We left home in the afternoon, foolishly leaving the curtains wide open to announce our absence to all the world, attended a church service an hour outside of Montréal, then drove a lady to her home on the west side of the city. It was after midnight when we returned home. The first hint of trouble was when we drove in our driveway and the motion sensor light did not come on.

Our computer, printer and fax machine were gone, some pieces no doubt carried inside the pillow case that was missing from our bed. The culprit had come in through a basement window at the back, unscrewed the bulb in the light above the outside door and made off with the things that could be quickly sold. The police came, took down all the information, and said “Ce sont des choses qu’arrivent.” (These things happen.)

Not a very encouraging message, but we understood that the likelihood of ever seeing our stolen goods again was about zero. Even if the police could have found the culprit, he would have sold the stolen items almost immediately. If the police could have located the stolen items, we had no way to identify them as ours. We didn’t even have the serial numbers written down anywhere.

A police officer once told us that he and his wife had bought a recliner for his wife’s mother. The store delivered it to the lobby of her apartment building where it promptly disappeared. They checked all the apartments, found the recliner in one of them and the man said “Prove it!” With no eyewitnesses and no way of proving that this was the chair they had bought, their hands were tied.

It is really amazing how many crimes the police are able to solve under such circumstances. We can make their job easier by engraving our name in some inconspicuous location on valuable items and by keeping a list of model and serial numbers. More experienced criminals know this and will remove labels and tags and sand off any identifying marks.

Murphy, whoever he was, spoke the truth when he said “If something can go wrong, it will.” Nothing is completely idiot proof, including our sophisticated electronic devices. My printer would not print this morning. It worked fine yesterday, but something changed overnight. I did all kinds of troubleshooting and found nothing wrong. I finally deleted the printer driver from my computer and reinstalled it. That worked. My best guess is that the anti-virus program renewed the computer firewall and blocked access to the home office network. Reinstalling the program renewed the exception status for the printer.

There is a skunk who wants to make his home under our mobile home and keeps digging his way in under the skirting. There is also a stray cat who thinks he belongs in our home.
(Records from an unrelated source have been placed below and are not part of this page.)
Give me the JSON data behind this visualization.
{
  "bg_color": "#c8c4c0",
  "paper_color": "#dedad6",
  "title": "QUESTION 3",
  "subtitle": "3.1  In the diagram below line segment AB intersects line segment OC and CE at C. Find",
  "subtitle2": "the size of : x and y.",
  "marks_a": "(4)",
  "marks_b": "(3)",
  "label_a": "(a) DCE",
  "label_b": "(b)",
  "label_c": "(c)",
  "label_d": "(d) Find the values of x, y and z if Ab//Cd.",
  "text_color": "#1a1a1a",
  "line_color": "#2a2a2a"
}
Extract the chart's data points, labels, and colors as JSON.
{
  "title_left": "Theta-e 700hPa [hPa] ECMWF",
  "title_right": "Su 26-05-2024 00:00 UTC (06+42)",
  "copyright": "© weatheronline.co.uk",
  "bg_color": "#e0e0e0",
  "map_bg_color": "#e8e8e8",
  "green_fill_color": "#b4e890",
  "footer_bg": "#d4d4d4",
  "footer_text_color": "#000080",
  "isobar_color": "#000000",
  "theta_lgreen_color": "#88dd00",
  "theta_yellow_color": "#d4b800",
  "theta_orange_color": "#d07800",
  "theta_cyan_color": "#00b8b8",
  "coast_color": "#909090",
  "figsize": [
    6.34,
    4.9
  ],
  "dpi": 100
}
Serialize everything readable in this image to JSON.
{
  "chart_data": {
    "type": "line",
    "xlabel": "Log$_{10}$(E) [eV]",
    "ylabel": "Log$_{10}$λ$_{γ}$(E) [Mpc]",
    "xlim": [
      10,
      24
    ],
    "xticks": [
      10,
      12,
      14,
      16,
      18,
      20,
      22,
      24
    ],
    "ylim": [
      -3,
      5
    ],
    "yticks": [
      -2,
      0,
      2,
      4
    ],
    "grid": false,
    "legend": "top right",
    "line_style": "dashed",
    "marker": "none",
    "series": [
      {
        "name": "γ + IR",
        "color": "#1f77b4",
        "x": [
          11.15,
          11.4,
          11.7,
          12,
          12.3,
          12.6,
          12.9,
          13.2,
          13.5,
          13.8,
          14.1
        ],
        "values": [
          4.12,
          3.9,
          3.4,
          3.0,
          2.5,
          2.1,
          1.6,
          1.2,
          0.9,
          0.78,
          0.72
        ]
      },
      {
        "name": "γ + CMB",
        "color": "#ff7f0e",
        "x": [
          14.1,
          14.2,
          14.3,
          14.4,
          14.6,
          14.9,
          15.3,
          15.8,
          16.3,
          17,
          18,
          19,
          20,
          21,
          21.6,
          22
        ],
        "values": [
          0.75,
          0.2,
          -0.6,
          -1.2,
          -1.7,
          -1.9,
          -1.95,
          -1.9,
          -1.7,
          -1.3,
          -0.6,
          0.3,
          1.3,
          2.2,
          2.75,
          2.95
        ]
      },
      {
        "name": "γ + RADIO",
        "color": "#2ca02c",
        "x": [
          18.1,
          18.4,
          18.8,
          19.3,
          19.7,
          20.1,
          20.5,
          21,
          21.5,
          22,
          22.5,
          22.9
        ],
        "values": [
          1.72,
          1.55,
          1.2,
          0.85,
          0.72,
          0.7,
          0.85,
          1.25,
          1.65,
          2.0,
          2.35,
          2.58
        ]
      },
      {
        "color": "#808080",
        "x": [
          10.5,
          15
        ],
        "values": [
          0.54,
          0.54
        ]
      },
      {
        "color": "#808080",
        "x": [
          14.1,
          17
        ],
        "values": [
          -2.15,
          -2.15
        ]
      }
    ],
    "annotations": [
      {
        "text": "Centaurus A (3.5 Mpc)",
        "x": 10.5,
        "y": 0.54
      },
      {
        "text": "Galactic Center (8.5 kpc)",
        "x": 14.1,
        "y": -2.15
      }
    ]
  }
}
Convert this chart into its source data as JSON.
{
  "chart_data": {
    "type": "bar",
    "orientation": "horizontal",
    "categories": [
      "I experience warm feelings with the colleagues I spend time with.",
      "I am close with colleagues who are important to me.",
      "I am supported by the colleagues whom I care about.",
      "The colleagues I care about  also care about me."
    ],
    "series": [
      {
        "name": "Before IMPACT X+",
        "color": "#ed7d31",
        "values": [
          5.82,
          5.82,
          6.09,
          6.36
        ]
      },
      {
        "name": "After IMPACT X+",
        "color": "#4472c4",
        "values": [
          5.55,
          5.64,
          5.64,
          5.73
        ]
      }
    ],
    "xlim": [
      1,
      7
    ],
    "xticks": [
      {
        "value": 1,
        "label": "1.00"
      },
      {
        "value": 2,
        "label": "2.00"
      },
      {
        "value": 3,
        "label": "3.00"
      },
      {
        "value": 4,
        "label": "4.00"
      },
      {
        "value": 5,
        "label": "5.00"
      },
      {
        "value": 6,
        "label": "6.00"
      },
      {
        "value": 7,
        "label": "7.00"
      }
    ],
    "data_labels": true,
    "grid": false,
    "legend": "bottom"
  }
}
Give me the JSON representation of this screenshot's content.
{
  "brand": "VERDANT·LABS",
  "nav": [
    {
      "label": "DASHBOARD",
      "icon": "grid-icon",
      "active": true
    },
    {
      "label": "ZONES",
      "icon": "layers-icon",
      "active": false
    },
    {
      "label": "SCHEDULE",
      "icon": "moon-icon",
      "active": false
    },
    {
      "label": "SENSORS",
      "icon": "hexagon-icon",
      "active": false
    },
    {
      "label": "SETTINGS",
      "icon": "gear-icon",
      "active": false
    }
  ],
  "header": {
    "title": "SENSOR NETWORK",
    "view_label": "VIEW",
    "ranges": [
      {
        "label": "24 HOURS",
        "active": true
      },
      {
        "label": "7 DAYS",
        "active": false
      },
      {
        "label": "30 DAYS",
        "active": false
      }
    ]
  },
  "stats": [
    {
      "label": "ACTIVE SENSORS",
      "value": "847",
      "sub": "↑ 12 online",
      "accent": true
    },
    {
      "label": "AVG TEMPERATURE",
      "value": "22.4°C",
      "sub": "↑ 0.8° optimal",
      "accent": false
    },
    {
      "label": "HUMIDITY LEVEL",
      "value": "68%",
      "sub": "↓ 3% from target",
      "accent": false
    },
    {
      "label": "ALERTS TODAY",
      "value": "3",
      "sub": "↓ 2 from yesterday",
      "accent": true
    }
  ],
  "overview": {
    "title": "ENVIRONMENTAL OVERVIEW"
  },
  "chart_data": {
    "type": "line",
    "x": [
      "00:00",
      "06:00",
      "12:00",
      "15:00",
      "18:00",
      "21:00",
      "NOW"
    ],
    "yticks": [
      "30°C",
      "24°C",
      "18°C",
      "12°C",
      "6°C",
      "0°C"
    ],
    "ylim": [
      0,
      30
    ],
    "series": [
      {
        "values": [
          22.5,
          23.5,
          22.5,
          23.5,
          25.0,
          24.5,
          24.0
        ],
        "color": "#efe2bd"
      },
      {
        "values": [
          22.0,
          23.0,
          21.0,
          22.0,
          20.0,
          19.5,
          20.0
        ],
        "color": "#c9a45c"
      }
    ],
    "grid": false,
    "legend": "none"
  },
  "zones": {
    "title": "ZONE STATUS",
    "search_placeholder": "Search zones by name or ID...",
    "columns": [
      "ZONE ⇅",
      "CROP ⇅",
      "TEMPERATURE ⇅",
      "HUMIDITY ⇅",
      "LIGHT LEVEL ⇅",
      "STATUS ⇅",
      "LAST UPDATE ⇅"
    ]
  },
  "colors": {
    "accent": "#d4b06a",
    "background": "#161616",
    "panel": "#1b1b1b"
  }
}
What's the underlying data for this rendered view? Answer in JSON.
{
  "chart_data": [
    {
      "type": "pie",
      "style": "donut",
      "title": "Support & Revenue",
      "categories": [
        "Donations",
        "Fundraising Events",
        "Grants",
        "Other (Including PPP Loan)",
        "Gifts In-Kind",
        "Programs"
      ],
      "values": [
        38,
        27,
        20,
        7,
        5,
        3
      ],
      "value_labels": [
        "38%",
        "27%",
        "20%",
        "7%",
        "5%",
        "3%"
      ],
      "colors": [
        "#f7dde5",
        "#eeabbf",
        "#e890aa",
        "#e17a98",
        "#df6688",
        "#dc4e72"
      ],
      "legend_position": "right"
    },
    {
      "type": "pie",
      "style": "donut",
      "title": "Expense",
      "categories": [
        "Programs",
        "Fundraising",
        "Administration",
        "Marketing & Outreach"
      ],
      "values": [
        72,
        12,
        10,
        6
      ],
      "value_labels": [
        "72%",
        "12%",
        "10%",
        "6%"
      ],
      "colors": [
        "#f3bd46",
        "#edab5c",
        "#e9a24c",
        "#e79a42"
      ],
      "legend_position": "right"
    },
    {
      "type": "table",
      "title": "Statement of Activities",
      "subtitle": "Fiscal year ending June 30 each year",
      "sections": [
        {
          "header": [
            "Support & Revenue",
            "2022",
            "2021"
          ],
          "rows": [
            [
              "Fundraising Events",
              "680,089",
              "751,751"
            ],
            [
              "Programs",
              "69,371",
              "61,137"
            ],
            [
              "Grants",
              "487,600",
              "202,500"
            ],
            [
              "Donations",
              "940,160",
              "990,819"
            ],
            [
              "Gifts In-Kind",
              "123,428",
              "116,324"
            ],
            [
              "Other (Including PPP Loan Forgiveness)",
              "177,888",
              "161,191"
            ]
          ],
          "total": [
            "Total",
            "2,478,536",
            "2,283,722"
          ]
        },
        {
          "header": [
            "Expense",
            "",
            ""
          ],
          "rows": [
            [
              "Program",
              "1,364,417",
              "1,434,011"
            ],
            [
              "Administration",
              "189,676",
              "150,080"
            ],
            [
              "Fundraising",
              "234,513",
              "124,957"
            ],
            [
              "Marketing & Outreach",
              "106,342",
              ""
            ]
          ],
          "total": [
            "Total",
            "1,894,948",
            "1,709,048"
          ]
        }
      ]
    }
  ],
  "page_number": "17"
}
Every time a new hole appears he crawls under the trailer, squeezes through the opening where the water pipes come up and comes out through the cabinets in our main bathroom. He’s really quite a nice cat, except for this obnoxious drive to find a way in. We already have three house cats. Is there anyone within driving distance who wants a cat?

After fixing the printer problem, I went out and hauled more wheelbarrow loads of gravel to try and make it more difficult to burrow under the skirting. There’s no guarantee it will work, my best hope is that the skunk will get frustrated and go somewhere else. We had this problem last year and tried a skunk trap, didn’t work. I am using an animal repellant, but I’m not sure the skunk or the cat have read the label and understand what it is. Ce sont des choses qu’arrivent.